According to the concept of one-size- doesn't fit all in anesthesia and particularly in mechanical ventilation, should we think again about the fixed upper normal level of driving pressure especially in morbidly obese patients and pediatrics ?
We have a wide body of evidence showing a strong correlation between the value of driving pressure and the risk of VILI - in ICU, and the incicende of postoperative pulmonary complications - in OR, even during brief periods of mechanical ventilation during general anesthesia.
I think the substrate of your question is the limitation of airway driving pressure, the calculation takes in consideration the compliance of 2 elastic structures: the lung and the chest wall - and any one of these if abnormal will influnece the global compliance of the respiratory system leading to increase in pressures measured at the airway. Sometimes you can decrease the tidal volume or perform a recruitment maneuvers (to counteract the atelectasis associated with anesthesia, intra-abdominal pressures or particular positions assumed during surgeries and increase the size of the container distributing your 6mL/Kg IBW tidal volume) but sometimes you can't. A better way to individualize your protective ventilation strategy is the use of esophageal manometry with the calculation of transpulmonary driving pressure. Grieco demonstrated that transpulmonary DP has the same correlation with risk of VILI as airway driving pressure. Another way, in ICU setting, is the measurement of FRC - a direct measurement of the size of baby lung in ARDS and select a tidal volume to give a dynamic strain lower that 0.25; PEEP optimization (I use this word from lack of a better one as any level of PEEP associates with the degree of baby lung distension but the idea is to be minimal while the recruitment of new alveoli is the predominent mechanism) will further help in the reduction of DP and volumetris strain if your patient is a recruiter.

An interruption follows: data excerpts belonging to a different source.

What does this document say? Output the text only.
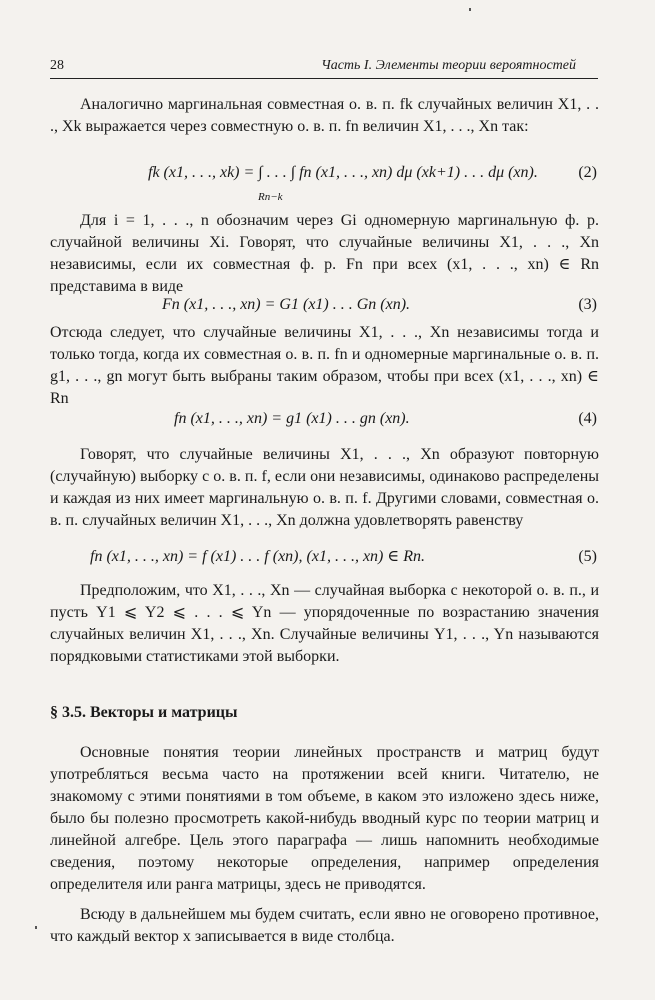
28	Часть I. Элементы теории вероятностей

Аналогично маргинальная совместная о. в. п. fk случайных величин X1, . . ., Xk выражается через совместную о. в. п. fn величин X1, . . ., Xn так:

fk (x1, . . ., xk) = ∫ . . . ∫ fn (x1, . . ., xn) dμ (xk+1) . . . dμ (xn).
Rn−k
(2)

Для i = 1, . . ., n обозначим через Gi одномерную маргинальную ф. р. случайной величины Xi. Говорят, что случайные величины X1, . . ., Xn независимы, если их совместная ф. р. Fn при всех (x1, . . ., xn) ∈ Rn представима в виде

Fn (x1, . . ., xn) = G1 (x1) . . . Gn (xn).	(3)

Отсюда следует, что случайные величины X1, . . ., Xn независимы тогда и только тогда, когда их совместная о. в. п. fn и одномерные маргинальные о. в. п. g1, . . ., gn могут быть выбраны таким образом, чтобы при всех (x1, . . ., xn) ∈ Rn

fn (x1, . . ., xn) = g1 (x1) . . . gn (xn).	(4)

Говорят, что случайные величины X1, . . ., Xn образуют повторную (случайную) выборку с о. в. п. f, если они независимы, одинаково распределены и каждая из них имеет маргинальную о. в. п. f. Другими словами, совместная о. в. п. случайных величин X1, . . ., Xn должна удовлетворять равенству

fn (x1, . . ., xn) = f (x1) . . . f (xn), (x1, . . ., xn) ∈ Rn.	(5)

Предположим, что X1, . . ., Xn — случайная выборка с некоторой о. в. п., и пусть Y1 ⩽ Y2 ⩽ . . . ⩽ Yn — упорядоченные по возрастанию значения случайных величин X1, . . ., Xn. Случайные величины Y1, . . ., Yn называются порядковыми статистиками этой выборки.

§ 3.5. Векторы и матрицы

Основные понятия теории линейных пространств и матриц будут употребляться весьма часто на протяжении всей книги. Читателю, не знакомому с этими понятиями в том объеме, в каком это изложено здесь ниже, было бы полезно просмотреть какой-нибудь вводный курс по теории матриц и линейной алгебре. Цель этого параграфа — лишь напомнить необходимые сведения, поэтому некоторые определения, например определения определителя или ранга матрицы, здесь не приводятся.

Всюду в дальнейшем мы будем считать, если явно не оговорено противное, что каждый вектор x записывается в виде столбца.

New studies about the cut off values of DP in special populations, yes, I think we will see them in the future, current guidelines tell us that higher than 15 cm H2O is associated with an injurious ventilation strategy.
How do you manage your patients - ICU or OR - in which the DP is higher than 15 at tidals considered protective?
Thank you for your detailed answer. Regarding your question; I think we should follow lung protective ventilation; tidal volume (4-8ml/kg), stepwise lung recruitment maneuver -in recruitable patients- and setting of suitable PEEP according to Individualized PEEP titration after RM. We should also search for the possible causes of elevated driving pressure and manage them.
During the late 1980's it was accidentally discovered that "permissive hypercarbia" improves outcome in nearly all forms of pulmonary disease, including asthma, pneumonia, and ARDS. This has actually been known for more than 100 years since Yandell Henderson discovered the therapeutic benefits of carbon dioxide. Try reading the attached review of CO2 pathophysiology. Mechanical ventilation is inherently dangerous because it depletes body reserves of CO2, which undermines oxygen transport and delivery to tissues, and it threatens mechanical damage to lung tissues. Ventilator management should focus on restricting tidal volumes and pressures to maintain hypercarbia in the range of 50-100 torr. This will minimize lung damage and promote tissue oxygenation and organ protection.